Com tudo isso, desenvolveu-se um processo de reestruturação das finanças públicas, orientado para o corte de recursos, tanto os transferidos às entidades territoriais como os destinados ao pagamento da folha dos servidores públicos ou dos pensionistas. O objetivo desse processo era reduzir o aparato estatal ao essencial, para cumprir apenas as tarefas de direção, orientação, regulação e controle. O Estado, dessa forma, constitui-se no administrador e adjundicativo dos fundos públicos que, pela via da oferta e da procura, estimula a gestão privada no sentido estrito do termo, uma novidade das entidades oficiais adequadas à lógica mercantil.
Como Estado nacional, opera abertamente na direção traçada pela nova ordem global, pois não apenas segue a estratégia norte-americana predominante para conflitos, como afasta-se dos propósitos integracionistas da Comunidade Andina de Nações (CAN), ou desdenha a possibilidade de aliança oferecida pelo Mercado Comum do Sul (Mercosul), preferindo as supostas vantagens de um Tratado bilateral de Livre-Comércio (TLC) com os EUA, dada a prorrogação indefinida da concretização da Associação de Livre-Comércio das Américas (ALCA). Para tanto, compartilha a flexibilidade do mercado de trabalho, a desregulação indiscriminada dos fluxos comerciais e de serviços, a abertura ilimitada aos investimentos estrangeiros, a liberalização do capital financeiro, e a abertura interna à privatização.

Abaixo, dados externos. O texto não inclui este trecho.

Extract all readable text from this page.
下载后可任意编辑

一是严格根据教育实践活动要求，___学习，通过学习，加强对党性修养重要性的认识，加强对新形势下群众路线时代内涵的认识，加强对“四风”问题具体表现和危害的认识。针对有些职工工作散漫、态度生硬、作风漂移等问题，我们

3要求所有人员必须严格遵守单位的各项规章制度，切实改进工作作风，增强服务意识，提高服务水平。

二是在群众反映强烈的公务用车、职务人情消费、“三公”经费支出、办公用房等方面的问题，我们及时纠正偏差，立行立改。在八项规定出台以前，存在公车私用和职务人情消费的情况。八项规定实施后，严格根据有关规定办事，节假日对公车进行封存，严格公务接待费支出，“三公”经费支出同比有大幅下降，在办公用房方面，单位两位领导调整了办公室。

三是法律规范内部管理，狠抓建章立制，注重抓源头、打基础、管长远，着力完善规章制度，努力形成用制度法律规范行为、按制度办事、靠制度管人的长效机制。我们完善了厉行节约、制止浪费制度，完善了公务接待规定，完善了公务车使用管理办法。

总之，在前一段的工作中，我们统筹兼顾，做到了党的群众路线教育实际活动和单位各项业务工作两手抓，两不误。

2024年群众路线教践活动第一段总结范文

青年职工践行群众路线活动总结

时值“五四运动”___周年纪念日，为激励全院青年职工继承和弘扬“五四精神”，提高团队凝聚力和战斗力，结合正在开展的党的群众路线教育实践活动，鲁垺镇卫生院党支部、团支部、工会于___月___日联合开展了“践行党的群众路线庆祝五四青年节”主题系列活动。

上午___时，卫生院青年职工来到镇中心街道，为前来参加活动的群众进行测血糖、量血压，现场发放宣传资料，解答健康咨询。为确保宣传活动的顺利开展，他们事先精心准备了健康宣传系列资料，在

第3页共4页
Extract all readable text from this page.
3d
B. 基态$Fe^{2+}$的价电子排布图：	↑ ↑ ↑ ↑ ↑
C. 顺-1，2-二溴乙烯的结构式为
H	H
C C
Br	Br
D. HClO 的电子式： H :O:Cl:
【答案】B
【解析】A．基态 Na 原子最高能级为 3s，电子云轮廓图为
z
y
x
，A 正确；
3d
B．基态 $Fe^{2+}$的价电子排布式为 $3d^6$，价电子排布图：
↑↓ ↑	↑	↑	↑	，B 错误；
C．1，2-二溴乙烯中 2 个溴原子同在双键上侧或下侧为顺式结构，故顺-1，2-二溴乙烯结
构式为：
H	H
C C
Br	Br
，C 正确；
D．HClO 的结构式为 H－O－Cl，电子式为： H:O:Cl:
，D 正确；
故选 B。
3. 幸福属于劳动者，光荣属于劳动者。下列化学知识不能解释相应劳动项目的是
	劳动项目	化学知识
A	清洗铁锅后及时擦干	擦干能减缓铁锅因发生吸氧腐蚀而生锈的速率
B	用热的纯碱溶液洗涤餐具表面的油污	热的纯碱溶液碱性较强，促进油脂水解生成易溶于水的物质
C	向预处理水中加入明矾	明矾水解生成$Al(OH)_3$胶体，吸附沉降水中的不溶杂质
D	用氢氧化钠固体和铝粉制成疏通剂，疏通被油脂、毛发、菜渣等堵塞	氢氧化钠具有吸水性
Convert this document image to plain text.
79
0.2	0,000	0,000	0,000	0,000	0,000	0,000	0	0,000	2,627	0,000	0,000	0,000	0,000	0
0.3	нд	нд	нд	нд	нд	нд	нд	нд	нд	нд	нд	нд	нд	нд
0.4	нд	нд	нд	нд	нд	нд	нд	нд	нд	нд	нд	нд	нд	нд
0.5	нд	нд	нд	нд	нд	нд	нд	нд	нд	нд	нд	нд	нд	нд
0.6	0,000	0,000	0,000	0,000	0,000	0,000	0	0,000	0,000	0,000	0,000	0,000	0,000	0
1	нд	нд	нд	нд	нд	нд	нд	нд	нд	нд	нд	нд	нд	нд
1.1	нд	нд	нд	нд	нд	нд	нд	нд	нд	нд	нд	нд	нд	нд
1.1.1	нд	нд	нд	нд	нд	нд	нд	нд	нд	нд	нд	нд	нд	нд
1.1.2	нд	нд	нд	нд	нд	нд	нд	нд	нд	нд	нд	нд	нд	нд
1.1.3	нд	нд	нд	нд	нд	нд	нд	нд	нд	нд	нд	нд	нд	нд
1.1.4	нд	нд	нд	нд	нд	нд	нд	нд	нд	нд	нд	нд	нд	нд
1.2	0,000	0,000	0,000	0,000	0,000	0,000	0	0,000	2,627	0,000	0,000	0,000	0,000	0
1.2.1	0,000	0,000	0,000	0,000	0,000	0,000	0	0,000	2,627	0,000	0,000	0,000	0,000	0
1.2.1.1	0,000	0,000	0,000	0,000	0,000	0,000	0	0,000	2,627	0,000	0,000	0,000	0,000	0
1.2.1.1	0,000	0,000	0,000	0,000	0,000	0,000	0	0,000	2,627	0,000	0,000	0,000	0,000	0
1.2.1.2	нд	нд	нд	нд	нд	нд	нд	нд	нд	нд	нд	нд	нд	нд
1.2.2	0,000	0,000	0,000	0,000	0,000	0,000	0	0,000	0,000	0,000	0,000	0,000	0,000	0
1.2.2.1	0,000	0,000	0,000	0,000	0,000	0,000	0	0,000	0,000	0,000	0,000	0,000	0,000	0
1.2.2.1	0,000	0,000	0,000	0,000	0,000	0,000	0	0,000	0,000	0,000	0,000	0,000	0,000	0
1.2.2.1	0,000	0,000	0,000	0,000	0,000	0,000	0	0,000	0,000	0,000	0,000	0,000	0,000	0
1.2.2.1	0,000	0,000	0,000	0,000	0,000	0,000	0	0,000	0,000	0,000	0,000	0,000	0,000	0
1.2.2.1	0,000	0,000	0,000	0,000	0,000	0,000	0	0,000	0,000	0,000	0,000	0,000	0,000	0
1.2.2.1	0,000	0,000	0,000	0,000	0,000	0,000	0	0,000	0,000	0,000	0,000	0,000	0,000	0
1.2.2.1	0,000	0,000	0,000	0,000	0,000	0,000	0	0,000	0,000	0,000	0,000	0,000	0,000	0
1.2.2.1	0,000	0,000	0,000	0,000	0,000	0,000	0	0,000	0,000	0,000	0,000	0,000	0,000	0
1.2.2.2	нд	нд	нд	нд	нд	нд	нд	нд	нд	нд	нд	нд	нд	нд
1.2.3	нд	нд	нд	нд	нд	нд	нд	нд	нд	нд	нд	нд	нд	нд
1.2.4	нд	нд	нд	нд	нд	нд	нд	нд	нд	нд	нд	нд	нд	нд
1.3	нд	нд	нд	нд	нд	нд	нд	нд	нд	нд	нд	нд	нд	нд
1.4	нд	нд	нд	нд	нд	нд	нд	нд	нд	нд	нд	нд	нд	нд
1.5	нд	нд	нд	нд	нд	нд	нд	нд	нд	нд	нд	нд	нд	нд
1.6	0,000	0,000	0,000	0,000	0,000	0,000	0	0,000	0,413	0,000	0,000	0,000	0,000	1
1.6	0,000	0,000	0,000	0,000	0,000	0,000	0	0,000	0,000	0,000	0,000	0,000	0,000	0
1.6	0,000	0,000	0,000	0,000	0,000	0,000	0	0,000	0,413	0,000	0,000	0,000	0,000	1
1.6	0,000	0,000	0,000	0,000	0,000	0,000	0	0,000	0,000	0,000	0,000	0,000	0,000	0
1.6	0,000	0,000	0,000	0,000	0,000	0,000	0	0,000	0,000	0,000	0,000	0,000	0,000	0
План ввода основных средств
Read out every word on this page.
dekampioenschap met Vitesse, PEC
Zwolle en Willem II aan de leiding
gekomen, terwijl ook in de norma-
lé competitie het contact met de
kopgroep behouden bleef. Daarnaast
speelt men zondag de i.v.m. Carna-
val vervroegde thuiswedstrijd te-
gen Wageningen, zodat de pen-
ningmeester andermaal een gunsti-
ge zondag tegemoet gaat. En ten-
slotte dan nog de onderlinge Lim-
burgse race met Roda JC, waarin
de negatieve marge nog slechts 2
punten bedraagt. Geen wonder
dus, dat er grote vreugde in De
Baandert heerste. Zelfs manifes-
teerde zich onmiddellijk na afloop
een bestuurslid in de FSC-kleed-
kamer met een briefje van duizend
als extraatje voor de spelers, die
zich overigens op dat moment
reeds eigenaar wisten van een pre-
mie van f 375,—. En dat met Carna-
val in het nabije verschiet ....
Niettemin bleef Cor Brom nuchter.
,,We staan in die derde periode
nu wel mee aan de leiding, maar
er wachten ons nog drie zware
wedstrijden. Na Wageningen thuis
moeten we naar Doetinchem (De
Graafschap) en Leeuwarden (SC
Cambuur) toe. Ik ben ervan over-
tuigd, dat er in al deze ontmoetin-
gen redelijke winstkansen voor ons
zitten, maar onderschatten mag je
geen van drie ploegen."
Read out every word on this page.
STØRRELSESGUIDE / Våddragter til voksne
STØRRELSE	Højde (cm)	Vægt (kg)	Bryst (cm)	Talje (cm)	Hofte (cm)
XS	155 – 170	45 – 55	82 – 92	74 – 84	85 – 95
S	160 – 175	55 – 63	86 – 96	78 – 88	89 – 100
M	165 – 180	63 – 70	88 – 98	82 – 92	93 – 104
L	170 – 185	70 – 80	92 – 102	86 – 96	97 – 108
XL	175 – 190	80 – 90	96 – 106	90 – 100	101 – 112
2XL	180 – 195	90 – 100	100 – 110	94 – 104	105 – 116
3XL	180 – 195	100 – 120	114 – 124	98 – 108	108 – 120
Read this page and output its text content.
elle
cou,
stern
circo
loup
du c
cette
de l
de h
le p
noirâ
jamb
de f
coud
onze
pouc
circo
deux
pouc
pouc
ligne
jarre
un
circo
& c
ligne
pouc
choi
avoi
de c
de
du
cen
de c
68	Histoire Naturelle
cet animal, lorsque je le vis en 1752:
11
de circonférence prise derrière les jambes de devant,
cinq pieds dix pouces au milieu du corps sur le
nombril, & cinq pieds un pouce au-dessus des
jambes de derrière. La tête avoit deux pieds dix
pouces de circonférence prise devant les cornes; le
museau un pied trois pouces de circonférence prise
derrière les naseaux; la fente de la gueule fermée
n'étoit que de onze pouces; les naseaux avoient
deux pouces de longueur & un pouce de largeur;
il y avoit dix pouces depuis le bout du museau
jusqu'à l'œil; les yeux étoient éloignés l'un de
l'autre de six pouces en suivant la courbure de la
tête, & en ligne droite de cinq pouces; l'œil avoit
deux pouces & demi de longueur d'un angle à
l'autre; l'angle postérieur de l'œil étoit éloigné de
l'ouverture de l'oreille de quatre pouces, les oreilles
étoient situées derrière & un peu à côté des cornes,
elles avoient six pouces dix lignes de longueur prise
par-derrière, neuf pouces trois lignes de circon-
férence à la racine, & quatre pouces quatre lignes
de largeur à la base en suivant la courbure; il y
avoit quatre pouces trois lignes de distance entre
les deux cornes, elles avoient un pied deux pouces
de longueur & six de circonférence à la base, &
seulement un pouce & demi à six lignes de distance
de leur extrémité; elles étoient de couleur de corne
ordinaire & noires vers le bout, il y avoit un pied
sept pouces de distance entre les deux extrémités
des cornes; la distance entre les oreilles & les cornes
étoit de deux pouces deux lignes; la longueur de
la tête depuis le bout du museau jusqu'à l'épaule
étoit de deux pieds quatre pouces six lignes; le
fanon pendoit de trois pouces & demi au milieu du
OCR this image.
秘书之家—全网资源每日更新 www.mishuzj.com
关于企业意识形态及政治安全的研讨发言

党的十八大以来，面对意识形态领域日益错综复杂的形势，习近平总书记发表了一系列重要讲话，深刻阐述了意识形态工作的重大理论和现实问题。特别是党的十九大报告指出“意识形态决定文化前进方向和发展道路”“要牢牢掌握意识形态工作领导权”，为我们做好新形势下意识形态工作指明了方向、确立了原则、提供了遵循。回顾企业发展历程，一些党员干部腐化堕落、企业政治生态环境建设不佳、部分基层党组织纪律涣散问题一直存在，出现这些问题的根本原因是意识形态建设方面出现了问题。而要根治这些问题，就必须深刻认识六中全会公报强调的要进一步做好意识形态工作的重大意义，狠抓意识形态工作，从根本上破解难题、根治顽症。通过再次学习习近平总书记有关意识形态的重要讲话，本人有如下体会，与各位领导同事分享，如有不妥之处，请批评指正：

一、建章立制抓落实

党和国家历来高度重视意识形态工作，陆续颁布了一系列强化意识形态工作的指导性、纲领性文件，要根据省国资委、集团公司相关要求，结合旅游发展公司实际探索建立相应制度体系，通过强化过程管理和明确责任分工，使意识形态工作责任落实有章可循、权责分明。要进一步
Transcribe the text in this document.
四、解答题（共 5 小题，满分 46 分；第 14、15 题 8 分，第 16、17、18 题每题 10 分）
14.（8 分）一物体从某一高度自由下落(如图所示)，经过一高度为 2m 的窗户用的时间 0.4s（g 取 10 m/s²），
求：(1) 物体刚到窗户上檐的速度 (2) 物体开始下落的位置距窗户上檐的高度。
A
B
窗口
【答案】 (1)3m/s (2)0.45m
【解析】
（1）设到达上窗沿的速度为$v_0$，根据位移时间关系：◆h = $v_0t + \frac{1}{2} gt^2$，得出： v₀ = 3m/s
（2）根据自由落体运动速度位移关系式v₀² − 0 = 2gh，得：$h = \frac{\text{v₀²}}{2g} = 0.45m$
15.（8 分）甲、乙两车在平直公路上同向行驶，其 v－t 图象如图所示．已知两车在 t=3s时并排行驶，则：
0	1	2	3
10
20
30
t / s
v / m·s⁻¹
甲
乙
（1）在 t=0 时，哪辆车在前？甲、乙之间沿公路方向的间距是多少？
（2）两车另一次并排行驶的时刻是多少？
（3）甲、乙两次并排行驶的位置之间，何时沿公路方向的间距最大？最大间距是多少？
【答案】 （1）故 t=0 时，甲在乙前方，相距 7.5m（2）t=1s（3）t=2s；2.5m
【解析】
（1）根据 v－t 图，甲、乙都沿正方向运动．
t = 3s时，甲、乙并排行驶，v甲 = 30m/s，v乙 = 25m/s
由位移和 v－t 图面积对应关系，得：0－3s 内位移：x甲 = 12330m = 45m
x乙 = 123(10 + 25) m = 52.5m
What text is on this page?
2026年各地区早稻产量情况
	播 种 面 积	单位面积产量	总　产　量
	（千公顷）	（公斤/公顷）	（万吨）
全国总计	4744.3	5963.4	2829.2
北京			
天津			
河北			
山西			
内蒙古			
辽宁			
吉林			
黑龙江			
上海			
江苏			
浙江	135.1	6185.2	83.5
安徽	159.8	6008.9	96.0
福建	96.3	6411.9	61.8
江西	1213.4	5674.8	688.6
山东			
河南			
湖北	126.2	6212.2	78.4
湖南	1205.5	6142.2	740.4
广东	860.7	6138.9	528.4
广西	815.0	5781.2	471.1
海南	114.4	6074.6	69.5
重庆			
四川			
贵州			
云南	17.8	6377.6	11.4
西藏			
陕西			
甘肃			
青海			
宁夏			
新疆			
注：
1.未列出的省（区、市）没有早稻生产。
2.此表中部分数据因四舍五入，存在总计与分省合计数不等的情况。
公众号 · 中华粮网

A isso soma-se o complexo panorama do conflito armado e do narcotráfico, que o Estado não só não conseguiu resolver, como vem oferecendo sérias dificuldades para sua superação. De fato, durante o governo de Andrés Pastrana (1998-2002), ganhou força a tendência de negociação com o principal grupo guerrilheiro, as FARC, e, com menor intensidade, com o ELN, que viveu um processo similar sob a administração presidencial anterior, durante o governo Samper Pizano. Por múltiplas razões, contudo, entre as quais a ausência de uma política efetiva de negociação e de concepções alternativas para o Estado e a sociedade, tanto por parte do governo como das FARC, o processo de diálogo desembocou para a ruptura em 2002.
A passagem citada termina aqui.